NYCT’s new-technology cars were also designed and manufactured with a substantial number of so-called “green” elements. The combination of alternating current (AC) motors and regenerative braking has brought an energy savings of approximately 10% when compared to conventional subway cars. As designed, the cars are capable of an energy savings approaching 25%. Energy-reduction technology has taken a step further with the introduction of the R160, which includes an additional energy conservation mode that limits the draw on the third rail during acceleration.
The modular, roof-mounted HVAC systems are designed to use less energy and contain less freon than older cars with “split” air conditioning systems. The systems also boast variable speed compressors capable of matching the cooling capacity with the required load. Simply put, this means system power consumption can be reduced during periods of light ridership. Just how smart are these new cars? The HVAC system and the lights shut off automatically when the train is taken out of service.
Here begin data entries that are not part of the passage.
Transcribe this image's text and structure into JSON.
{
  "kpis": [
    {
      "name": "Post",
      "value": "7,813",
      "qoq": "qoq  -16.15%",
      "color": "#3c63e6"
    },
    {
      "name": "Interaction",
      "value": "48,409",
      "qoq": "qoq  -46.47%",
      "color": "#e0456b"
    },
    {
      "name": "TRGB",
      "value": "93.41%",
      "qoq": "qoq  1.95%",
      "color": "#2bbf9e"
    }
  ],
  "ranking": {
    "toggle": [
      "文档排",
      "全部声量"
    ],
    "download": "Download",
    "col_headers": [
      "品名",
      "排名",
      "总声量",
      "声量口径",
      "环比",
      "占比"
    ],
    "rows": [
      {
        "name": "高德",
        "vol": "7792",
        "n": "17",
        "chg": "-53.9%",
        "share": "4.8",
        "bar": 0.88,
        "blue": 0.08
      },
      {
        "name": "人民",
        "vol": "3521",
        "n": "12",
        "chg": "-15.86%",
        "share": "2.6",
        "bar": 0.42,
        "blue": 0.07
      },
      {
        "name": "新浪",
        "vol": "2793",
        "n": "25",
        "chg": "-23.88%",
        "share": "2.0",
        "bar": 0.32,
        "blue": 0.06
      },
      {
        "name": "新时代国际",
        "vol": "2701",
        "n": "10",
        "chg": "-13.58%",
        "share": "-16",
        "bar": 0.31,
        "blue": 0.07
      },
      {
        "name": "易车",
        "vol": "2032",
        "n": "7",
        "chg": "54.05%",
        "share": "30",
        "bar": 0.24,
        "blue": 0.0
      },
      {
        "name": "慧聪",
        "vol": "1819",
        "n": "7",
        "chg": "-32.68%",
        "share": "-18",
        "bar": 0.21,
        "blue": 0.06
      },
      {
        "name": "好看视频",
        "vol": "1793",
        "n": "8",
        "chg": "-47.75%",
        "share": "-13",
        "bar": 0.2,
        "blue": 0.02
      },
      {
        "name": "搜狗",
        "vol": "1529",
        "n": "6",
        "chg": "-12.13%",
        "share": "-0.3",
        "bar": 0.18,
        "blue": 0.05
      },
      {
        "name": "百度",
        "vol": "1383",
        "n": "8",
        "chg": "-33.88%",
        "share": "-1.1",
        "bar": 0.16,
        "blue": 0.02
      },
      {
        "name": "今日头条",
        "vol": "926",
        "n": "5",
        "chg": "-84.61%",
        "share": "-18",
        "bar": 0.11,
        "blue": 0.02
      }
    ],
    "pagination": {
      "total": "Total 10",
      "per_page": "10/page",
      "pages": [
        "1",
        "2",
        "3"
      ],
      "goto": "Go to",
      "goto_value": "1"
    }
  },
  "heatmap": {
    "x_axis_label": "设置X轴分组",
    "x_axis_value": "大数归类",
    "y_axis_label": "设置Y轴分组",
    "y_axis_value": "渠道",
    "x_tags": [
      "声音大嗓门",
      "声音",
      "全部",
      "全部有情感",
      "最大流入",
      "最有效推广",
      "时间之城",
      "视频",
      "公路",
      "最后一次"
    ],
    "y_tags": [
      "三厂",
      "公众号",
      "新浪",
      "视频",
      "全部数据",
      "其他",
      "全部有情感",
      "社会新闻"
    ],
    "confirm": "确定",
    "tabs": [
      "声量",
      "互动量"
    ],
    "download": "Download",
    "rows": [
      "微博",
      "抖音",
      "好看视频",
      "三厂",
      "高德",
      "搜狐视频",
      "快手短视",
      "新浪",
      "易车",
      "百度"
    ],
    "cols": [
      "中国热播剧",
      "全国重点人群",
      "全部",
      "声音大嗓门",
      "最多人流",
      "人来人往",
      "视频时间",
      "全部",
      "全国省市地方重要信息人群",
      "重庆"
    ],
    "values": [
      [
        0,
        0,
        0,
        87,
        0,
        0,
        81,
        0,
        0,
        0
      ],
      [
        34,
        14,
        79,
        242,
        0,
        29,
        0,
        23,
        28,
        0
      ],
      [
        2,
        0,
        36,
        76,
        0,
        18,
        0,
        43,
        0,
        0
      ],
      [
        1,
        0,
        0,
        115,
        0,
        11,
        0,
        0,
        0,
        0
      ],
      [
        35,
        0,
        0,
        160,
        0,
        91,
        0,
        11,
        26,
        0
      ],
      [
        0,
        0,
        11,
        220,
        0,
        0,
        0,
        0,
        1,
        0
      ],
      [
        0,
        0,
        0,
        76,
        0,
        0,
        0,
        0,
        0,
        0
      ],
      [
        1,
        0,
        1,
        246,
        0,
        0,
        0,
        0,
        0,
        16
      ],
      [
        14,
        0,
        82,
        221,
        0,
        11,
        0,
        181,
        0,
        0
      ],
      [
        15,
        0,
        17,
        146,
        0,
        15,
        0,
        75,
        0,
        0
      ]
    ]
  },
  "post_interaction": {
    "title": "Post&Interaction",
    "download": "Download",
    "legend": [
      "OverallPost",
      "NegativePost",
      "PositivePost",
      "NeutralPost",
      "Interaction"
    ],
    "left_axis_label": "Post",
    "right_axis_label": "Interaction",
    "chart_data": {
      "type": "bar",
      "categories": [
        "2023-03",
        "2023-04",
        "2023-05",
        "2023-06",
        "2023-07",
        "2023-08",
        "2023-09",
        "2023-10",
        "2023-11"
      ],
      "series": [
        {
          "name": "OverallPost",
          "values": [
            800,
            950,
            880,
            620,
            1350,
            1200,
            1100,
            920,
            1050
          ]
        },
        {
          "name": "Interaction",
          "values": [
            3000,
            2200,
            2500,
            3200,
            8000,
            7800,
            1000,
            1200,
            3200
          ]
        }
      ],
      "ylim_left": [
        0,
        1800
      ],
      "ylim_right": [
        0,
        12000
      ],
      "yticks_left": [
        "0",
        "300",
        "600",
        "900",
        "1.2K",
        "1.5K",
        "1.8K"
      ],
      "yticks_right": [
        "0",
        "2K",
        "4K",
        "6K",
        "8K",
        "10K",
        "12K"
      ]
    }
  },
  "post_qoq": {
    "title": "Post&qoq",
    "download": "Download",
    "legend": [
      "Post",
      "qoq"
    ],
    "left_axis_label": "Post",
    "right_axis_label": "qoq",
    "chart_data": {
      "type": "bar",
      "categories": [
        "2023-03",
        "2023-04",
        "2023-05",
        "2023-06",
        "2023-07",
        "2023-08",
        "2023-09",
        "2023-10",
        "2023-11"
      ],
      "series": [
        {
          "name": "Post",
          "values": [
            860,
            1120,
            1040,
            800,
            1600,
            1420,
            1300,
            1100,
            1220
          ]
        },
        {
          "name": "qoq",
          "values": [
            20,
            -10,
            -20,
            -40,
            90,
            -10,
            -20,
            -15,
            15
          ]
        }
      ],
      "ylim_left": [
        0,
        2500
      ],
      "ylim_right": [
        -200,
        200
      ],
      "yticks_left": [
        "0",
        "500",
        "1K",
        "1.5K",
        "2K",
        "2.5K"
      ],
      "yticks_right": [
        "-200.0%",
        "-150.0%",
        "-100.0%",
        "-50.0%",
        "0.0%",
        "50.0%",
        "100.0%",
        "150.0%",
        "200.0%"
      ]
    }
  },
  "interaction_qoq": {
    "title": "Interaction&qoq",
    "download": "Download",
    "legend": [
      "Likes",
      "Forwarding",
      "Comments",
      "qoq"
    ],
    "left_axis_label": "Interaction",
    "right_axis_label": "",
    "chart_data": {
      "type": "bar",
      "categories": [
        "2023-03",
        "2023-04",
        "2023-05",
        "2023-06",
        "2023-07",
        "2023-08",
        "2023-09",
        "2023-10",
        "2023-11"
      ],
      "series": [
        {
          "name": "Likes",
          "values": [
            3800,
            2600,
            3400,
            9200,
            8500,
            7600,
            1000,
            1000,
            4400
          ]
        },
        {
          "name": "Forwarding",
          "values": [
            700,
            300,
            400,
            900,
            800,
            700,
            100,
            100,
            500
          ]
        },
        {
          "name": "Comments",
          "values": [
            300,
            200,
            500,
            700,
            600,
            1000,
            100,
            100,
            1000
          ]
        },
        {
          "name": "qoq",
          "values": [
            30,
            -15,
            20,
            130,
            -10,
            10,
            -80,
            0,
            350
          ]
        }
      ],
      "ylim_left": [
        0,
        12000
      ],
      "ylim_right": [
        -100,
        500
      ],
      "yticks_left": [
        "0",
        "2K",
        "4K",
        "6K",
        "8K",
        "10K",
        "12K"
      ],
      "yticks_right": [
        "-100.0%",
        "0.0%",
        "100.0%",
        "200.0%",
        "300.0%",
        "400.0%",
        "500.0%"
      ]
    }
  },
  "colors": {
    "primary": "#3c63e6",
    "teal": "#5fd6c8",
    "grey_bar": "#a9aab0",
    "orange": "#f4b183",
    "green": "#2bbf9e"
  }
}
All new cars also employ scroll-type HVAC compressors rather than the piston compressors found in conventional subway cars. This design is more efficient, particularly during the hot summer months when power shortages are possible.
Additionally, several materials have been prohibited in the manufacture of NYCT’s new-technology cars, including PVC, asbestos, lead, PCBs, any carcinogenic materials and cadmium (except batteries).
The art of designing cars for the New York City subway requires the ability to look forward in time. The durability of stainless steel and modern components, along with advanced maintenance techniques, virtually guarantee that cars placed into service today will still be serving customers nearly a half century from now.